Como regra geral, descarte queijos macios, como ricota, cream cheese e queijo cottage, ao primeiro sinal de mofo. Como esses queijos contêm mais umidade, os filamentos do mofo podem se espalhar facilmente.
Queijos duros, incluindo cheddar, parmesão e suíço, são menos porosos. Portanto, cortar pelo menos 2,5 cm ao redor da mancha de mofo é uma aposta mais segura — apenas tome cuidado para não tocar no mofo com a faca.
Carne
Enquanto os fungos são a principal preocupação no que diz respeito à deterioração de produtos vegetais e lácteos, as bactérias são os principais agentes da decomposição da carne. Os sinais reveladores da deterioração da carne incluem uma textura viscosa, descoloração que é frequentemente esverdeada ou acastanhada e um odor azedo ou pútrido.
Algumas bactérias nocivas não produzem alterações perceptíveis no cheiro, aparência ou textura, tornando difícil avaliar a segurança da carne apenas com base em sinais sensoriais. No entanto, esse odor é causado por substâncias químicas como a cadaverina e a putrescina, que se formam à medida que a carne se decompõe, e podem causar náuseas, vômitos e cólicas abdominais, bem como dores de cabeça, rubor ou queda da pressão arterial.

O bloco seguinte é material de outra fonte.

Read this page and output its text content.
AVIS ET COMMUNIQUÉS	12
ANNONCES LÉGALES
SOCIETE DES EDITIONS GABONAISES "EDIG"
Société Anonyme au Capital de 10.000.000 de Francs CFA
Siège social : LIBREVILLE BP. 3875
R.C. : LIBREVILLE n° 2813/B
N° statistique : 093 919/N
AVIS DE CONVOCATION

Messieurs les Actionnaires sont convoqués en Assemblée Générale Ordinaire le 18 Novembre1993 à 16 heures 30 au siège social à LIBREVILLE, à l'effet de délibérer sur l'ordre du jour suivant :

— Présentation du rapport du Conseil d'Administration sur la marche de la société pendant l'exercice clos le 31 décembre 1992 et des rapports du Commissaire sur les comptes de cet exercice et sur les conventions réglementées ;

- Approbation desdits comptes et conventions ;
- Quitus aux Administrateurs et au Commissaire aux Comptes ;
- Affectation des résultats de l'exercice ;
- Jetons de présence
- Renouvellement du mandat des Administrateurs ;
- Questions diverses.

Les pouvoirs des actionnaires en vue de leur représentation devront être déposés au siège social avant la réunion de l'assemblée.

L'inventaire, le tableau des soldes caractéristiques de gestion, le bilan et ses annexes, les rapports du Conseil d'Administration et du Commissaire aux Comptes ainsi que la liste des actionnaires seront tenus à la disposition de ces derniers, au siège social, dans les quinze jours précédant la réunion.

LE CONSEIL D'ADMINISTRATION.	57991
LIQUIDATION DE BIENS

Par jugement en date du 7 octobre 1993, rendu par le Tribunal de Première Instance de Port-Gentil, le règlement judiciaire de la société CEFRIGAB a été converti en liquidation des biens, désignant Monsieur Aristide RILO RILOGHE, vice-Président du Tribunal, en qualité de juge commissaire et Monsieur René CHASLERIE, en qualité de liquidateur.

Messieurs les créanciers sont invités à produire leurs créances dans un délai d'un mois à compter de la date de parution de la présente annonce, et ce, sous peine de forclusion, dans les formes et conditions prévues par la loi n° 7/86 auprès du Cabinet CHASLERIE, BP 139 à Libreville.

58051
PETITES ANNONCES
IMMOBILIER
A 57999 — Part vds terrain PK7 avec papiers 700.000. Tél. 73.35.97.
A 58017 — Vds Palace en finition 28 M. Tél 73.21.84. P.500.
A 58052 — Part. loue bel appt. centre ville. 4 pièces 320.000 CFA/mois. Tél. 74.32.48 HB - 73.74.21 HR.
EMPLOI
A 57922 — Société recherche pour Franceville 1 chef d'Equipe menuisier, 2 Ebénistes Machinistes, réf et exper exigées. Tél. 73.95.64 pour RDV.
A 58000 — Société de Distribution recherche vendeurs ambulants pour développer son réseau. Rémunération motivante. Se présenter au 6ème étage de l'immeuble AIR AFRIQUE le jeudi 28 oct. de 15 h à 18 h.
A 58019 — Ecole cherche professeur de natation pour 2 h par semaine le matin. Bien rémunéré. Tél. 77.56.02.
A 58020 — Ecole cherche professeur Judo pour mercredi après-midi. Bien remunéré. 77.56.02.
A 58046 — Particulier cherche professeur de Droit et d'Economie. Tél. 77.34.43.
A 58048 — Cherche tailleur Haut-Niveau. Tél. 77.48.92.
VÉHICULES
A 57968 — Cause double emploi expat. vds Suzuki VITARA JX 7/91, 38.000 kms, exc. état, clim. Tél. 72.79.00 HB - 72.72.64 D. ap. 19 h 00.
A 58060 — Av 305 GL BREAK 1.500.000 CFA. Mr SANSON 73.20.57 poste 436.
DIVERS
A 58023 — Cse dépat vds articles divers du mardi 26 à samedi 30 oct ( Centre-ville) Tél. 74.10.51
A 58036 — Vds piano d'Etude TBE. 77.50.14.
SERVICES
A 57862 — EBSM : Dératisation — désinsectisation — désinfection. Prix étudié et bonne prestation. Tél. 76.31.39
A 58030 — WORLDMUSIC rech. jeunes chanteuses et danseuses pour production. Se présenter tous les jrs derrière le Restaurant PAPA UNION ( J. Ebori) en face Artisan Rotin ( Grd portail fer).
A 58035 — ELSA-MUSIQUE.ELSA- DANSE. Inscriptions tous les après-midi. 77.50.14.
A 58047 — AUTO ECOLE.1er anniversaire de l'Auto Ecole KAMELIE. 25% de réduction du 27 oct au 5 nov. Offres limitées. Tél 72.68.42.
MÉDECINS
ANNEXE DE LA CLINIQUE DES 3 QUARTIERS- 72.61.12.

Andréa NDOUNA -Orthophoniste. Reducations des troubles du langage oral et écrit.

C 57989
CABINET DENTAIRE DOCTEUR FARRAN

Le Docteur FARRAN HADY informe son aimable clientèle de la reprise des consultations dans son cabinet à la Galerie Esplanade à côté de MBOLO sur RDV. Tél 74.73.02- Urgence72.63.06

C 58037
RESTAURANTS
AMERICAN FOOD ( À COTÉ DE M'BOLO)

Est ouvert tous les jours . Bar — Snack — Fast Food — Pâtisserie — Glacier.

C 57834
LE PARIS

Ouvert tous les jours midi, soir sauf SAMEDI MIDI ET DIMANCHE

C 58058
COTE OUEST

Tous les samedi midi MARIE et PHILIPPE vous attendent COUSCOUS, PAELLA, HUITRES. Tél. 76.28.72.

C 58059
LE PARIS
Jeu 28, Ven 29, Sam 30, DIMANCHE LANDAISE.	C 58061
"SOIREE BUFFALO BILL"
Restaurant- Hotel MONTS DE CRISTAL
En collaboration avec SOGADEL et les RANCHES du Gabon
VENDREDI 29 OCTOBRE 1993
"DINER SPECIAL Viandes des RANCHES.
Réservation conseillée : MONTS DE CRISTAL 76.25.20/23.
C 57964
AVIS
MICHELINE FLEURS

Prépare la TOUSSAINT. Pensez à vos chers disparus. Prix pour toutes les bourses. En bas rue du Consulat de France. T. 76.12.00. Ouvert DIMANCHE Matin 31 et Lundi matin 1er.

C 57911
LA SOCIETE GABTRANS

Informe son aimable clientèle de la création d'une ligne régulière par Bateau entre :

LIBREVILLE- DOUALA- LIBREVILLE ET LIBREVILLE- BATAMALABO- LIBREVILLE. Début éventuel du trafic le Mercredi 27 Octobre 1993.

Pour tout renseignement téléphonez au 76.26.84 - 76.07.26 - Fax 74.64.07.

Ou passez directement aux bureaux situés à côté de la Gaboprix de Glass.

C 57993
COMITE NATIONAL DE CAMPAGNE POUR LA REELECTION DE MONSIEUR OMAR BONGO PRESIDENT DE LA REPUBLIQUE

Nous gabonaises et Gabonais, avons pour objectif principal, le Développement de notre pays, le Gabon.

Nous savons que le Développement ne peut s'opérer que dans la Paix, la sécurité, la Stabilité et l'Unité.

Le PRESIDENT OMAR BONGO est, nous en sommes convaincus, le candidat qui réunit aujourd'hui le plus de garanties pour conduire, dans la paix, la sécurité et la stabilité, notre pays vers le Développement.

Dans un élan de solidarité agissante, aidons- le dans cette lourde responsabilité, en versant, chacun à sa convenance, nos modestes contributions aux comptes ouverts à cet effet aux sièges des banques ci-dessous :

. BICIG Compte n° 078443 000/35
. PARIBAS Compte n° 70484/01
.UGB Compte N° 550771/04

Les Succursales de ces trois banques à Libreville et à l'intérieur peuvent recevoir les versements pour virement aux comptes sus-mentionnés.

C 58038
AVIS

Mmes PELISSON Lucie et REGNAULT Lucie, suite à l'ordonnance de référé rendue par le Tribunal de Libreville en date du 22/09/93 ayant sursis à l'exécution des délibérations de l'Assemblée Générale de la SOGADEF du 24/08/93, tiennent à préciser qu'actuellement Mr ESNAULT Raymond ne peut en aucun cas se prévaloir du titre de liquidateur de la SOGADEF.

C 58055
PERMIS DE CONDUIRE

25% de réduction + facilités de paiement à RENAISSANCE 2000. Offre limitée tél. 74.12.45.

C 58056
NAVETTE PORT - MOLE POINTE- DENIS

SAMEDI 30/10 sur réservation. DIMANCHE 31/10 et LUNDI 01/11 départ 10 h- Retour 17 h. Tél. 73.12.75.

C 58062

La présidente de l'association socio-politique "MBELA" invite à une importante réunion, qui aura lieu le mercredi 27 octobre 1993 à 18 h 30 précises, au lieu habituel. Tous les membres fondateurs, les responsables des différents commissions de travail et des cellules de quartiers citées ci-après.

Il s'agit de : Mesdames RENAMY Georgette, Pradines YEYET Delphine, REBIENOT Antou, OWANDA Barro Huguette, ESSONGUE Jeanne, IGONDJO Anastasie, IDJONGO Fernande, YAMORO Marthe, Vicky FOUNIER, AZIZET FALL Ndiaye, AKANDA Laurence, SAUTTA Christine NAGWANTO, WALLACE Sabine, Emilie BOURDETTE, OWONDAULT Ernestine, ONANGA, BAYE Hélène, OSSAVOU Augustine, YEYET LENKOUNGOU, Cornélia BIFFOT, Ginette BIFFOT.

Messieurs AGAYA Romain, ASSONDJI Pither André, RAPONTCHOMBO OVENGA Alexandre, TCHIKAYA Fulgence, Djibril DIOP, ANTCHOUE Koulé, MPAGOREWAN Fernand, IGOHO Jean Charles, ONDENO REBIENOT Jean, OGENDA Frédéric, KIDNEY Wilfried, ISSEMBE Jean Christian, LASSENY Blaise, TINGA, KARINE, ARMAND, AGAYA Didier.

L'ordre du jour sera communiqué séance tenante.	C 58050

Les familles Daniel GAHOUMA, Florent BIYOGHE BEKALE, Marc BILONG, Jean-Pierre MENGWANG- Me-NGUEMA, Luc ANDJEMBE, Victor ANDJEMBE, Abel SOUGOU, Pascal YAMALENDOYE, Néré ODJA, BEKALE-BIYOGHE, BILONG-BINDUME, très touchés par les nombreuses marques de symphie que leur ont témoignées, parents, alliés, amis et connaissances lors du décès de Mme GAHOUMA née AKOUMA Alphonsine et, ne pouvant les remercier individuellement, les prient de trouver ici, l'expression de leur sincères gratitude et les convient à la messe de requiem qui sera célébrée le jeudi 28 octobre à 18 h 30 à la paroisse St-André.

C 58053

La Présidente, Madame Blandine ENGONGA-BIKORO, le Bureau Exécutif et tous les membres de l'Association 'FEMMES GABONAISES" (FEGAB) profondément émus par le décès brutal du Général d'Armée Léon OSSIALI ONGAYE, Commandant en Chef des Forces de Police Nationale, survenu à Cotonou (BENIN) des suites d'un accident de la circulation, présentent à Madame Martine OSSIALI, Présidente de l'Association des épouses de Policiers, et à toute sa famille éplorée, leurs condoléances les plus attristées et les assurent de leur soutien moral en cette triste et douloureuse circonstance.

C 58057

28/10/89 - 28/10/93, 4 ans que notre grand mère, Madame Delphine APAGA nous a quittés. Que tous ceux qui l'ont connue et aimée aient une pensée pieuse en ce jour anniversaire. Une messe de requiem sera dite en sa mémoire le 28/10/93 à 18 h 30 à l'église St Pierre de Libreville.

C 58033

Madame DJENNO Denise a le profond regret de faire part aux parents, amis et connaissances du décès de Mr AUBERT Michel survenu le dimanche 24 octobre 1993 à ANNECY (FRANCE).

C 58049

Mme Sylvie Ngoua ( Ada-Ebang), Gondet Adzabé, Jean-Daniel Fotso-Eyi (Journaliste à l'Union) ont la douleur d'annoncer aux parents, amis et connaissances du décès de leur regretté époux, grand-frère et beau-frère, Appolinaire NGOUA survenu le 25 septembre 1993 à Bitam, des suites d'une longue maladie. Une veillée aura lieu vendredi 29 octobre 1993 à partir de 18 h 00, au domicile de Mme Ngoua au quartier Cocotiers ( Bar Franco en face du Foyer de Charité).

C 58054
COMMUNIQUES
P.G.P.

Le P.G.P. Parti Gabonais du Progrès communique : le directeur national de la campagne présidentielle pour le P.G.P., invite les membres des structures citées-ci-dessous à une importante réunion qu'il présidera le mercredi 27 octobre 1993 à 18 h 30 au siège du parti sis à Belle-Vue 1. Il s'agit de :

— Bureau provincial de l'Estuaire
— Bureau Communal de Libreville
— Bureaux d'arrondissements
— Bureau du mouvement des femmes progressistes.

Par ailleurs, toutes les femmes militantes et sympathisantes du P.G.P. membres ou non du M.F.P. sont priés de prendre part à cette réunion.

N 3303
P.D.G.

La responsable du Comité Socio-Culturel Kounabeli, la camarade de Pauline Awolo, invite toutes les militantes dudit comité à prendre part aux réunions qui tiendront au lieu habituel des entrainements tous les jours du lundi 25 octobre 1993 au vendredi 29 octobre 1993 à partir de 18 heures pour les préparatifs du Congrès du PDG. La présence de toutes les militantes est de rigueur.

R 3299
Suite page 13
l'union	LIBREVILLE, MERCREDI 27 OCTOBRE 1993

Carnes estragadas estão repletas de perigos bacterianos. A Escherichia coli, um contaminante comum da carne bovina, produz a toxina Shiga, que bloqueia a capacidade de algumas células de produzir proteínas e pode causar uma doença renal perigosa chamada síndrome hemolítico-urêmica. As aves domésticas costumam ser portadoras da bactéria Campylobacter jejuni, que produz uma toxina que invade as células gastrointestinais, causando frequentemente diarreia, cólicas abdominais e febre. Ela também pode provocar o sistema imune do corpo para atacar seus próprios nervos, potencialmente desencadeando uma condição rara chamada síndrome de Guillain-Barré, que pode levar à paralisia temporária.
A salmonela, encontrada em ovos e frango mal cozido, é um dos tipos mais comuns de intoxicação alimentar, causando diarreia, náuseas e cólicas abdominais. Ela libera toxinas no revestimento do intestino delgado e grosso que provocam inflamação extensa. O Clostridium perfringens também ataca o intestino, mas suas toxinas atuam danificando as membranas celulares. E o Clostridium botulinum, que pode se esconder em carnes armazenadas ou enlatadas de forma inadequada, produz a toxina botulínica, um dos venenos biológicos mais potentes – letais mesmo em pequenas quantidades.
É impossível que a carne esteja totalmente livre de bactérias, mas quanto mais tempo ela fica na geladeira – ou pior, na bancada ou na sacola de compras – mais essas bactérias se multiplicam. E não é possível eliminar essas bactérias com o cozimento. A maioria das bactérias morre em temperaturas seguras para cozinhar carnes – entre 63°C e 74°C –, mas muitas toxinas bacterianas são estáveis ao calor e sobrevivem ao cozimento.